Firing an employee has got to be one of the most difficult tasks a manager can face. However, it’s also one of the most important. If you’re looking for a management position, your interviewer is going to want to know if you’ve got what it takes: Will you fire an employee if it’s necessary, or will you ignore the problem? And, will you do it in a way that protects both the company and the rights and privacy of the employee being fired? With that in mind, your answer needs to convey your understanding of several keep components of terminations:
Do your due diligence as a manager.
Except for the few cases when immediate termination is clearly appropriate – stealing, assaulting another employee, etc. – getting fired should never come as a shock. Your job as a manager is to develop the people who report to you. Firing someone for cause when you’ve never had a single counseling session with that person means that you’re not doing your job.
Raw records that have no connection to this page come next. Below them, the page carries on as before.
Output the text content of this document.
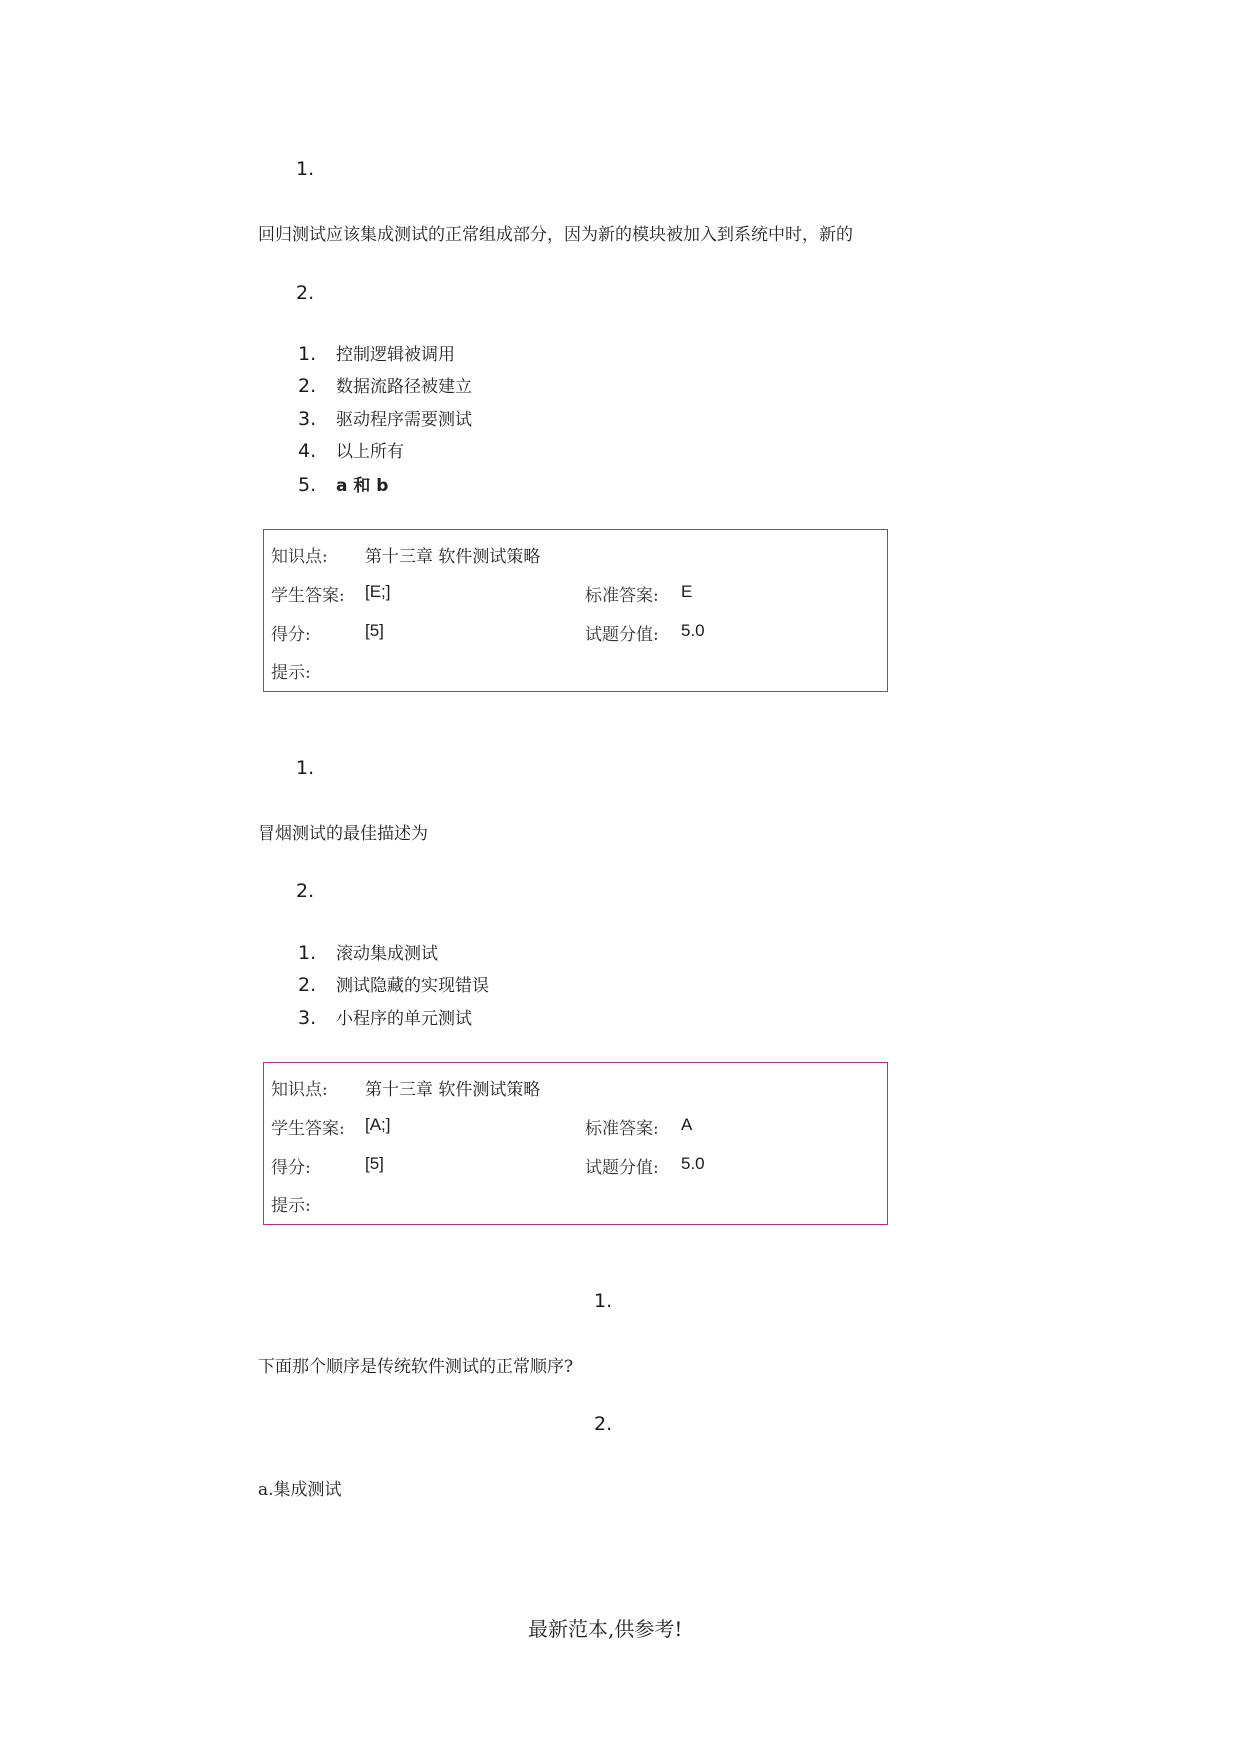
1.
回归测试应该集成测试的正常组成部分，因为新的模块被加入到系统中时，新的
2.
1.	控制逻辑被调用
2.	数据流路径被建立
3.	驱动程序需要测试
4.	以上所有
5.	a 和 b
知识点: 第十三章 软件测试策略
学生答案: [E;]	标准答案: E
得分:	[5]	试题分值: 5.0
提示:
1.
冒烟测试的最佳描述为
2.
1.	滚动集成测试
2.	测试隐藏的实现错误
3.	小程序的单元测试
知识点: 第十三章 软件测试策略
学生答案: [A;]	标准答案: A
得分:	[5]	试题分值: 5.0
提示:
1.
下面那个顺序是传统软件测试的正常顺序?
2.
a.集成测试
最新范本,供参考!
Some companies have very specific steps you must go through before firing an employee, steps that are usually designed to prevent wrongful termination lawsuits. Leaving out even one of the steps could force HR to overturn the termination, which would create a really uncomfortable situation.
One important step of most termination policies is documentation. Every step of the way, document what you’ve done to try to avoid having to fire the employee.
Have your facts in order.
Think of the questions you’d have if you were being fired, and make sure you have the answers ready:
- Is the termination effective immediately?
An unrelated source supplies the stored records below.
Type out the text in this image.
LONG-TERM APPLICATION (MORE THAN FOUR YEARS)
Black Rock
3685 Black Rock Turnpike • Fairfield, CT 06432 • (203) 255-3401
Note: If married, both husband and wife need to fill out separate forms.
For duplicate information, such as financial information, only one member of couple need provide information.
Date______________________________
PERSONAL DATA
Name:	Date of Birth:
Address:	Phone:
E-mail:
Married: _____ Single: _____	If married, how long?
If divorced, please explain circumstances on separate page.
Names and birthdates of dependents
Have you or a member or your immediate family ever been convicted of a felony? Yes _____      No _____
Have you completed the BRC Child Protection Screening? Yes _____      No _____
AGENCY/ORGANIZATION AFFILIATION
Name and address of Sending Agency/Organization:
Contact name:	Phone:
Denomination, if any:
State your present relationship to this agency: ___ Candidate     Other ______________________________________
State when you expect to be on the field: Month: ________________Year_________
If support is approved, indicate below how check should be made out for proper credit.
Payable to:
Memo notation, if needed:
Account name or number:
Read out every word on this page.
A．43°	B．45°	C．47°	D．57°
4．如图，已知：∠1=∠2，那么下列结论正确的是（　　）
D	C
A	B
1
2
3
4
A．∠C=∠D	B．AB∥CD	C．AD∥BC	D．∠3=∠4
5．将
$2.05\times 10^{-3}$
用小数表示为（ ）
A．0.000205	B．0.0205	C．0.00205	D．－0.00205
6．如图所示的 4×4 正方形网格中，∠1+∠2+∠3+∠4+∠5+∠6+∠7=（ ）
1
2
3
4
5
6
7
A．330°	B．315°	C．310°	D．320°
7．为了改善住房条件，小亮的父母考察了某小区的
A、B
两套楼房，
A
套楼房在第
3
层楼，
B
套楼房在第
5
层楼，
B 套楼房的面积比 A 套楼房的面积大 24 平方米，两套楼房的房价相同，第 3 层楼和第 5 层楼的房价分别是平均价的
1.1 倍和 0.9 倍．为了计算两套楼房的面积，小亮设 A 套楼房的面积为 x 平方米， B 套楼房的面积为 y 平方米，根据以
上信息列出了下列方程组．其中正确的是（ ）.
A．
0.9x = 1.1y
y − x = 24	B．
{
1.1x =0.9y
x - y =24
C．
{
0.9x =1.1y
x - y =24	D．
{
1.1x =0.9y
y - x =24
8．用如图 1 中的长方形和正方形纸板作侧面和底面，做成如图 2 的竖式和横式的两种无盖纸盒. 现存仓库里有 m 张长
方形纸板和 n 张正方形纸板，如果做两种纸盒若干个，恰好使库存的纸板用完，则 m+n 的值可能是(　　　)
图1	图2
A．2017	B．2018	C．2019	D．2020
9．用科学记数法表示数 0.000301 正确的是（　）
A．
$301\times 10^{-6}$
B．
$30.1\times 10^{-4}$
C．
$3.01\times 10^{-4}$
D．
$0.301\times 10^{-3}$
- What should the employee do with active projects?
- Will there be any severance pay?
- What will happen with the employee’s health insurance?
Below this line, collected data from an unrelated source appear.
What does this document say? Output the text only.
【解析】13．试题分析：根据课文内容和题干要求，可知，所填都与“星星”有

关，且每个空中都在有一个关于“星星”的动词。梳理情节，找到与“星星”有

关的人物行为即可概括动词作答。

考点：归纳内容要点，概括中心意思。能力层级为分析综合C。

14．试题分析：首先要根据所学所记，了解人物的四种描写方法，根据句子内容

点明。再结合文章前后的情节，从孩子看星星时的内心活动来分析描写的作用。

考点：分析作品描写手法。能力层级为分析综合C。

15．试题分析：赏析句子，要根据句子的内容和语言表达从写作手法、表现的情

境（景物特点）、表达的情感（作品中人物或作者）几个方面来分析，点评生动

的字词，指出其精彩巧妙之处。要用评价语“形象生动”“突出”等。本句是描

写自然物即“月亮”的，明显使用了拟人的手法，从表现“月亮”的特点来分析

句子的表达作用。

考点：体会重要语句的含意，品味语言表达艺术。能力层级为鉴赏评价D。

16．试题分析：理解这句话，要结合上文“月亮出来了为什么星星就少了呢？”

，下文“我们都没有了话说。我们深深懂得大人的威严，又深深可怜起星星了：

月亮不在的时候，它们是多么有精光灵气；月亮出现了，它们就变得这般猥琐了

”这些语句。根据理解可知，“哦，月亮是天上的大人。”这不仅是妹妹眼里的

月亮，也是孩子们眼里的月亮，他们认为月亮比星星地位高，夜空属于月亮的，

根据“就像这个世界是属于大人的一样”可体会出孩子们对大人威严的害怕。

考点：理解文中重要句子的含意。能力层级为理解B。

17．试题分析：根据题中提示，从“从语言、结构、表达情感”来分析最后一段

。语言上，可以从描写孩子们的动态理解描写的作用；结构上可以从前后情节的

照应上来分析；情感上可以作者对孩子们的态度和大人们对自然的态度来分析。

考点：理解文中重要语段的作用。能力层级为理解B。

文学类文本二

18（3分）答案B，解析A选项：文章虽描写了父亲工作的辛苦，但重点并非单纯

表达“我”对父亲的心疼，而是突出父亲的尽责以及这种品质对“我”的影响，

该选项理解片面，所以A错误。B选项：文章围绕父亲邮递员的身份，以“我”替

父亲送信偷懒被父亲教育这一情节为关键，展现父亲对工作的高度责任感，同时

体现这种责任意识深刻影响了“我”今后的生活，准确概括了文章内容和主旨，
- If it’s in the middle of a pay period, how and when will the employee get paid?
How you fire someone can make all the difference in the world. Here are some tips on how you can protect the employee’s dignity and privacy.
- Have the conversation behind closed doors. An open cube farm is not an appropriate place to fire someone. Neither is a conference room that allows everyone outside to see what’s going on.
- Break the news. If you’ve done your job, your employee probably knows it’s coming. Don’t drag things out by saying everything but, “You’ve been fired.”
- Give your reasons. Remind the employee about any previous counseling sessions, warnings, poor performance reviews, etc. Again, if you’ve done your job, there should be no surprises here.
- Let your employee talk, but don’t get dragged into a negotiation. You certainly want to let your employee express his feelings, but make it clear that the decision is final.
- Explain all of the logistics, and ask the employee if he has any questions. If he asks a question you can’t answer, try to find the answer on the spot.
- Unless company policy dictates that the employee be escorted off the premises immediately – or you’re worried there may be a security risk – give the fired employee some time to pull himself together. Offer to gather his personal items if he’s not ready to face his former co-workers yet.
- If you do need to escort the employee from the premises immediately, assure him that you’ll make sure he gets his personal items back right away.
So what does all of that look like?
How do you put those components of a “good” firing together into an answer that will impress a recruiter? Here’s one example:
“First, I’d try to see if there’s anything I could do to prevent having to fire the employee…things like performance counseling or retraining. I’d also document anything I tried so that we’d have a solid record. At the same time, I’d refresh my memory on company policies regarding terminations, just to make sure I’m following the correct steps.”
“I’d also try think of any questions the employee might have, so that I could have the answers ready.”
“I’d get a private room, preferably one without windows or a glass door that would let other employees watch. Then I’d get right to the point; I think it’s harder on the employee when they know it’s coming but you just drag it out. Then I’d explain the reasons for the termination, and remind the employee of the steps we’d taken to avoid it.”
“Even an employee who expects to be fired is likely to have an emotional reaction, and I’d let him express those feelings. However, I think it’s important to not give the impression that the decision can be changed. It’s not fair to give the employee the impression that you may change your mind, so you have to let him vent while making it clear that the termination is final."
"After he’s had time to vent, I’d ask how he wants to handle things. Sometimes, of course, you have to escort a fired employee from the premises immediately. But if that weren’t the case, I’d find out whether he wants to go back to his desk and say goodbye to his co-workers, or if he’d rather just leave and have me send his personal belongings.”
Your interviewer knows that no one enjoys firing an employee (and he probably wouldn’t want to hire an applicant that did enjoy it.) So you don’t have to pretend that you wouldn’t hate firing someone, but you do want to demonstrate that you won’t shy away from firing if it’s necessary, and that you can do it in a way the protects the rights of everyone involved.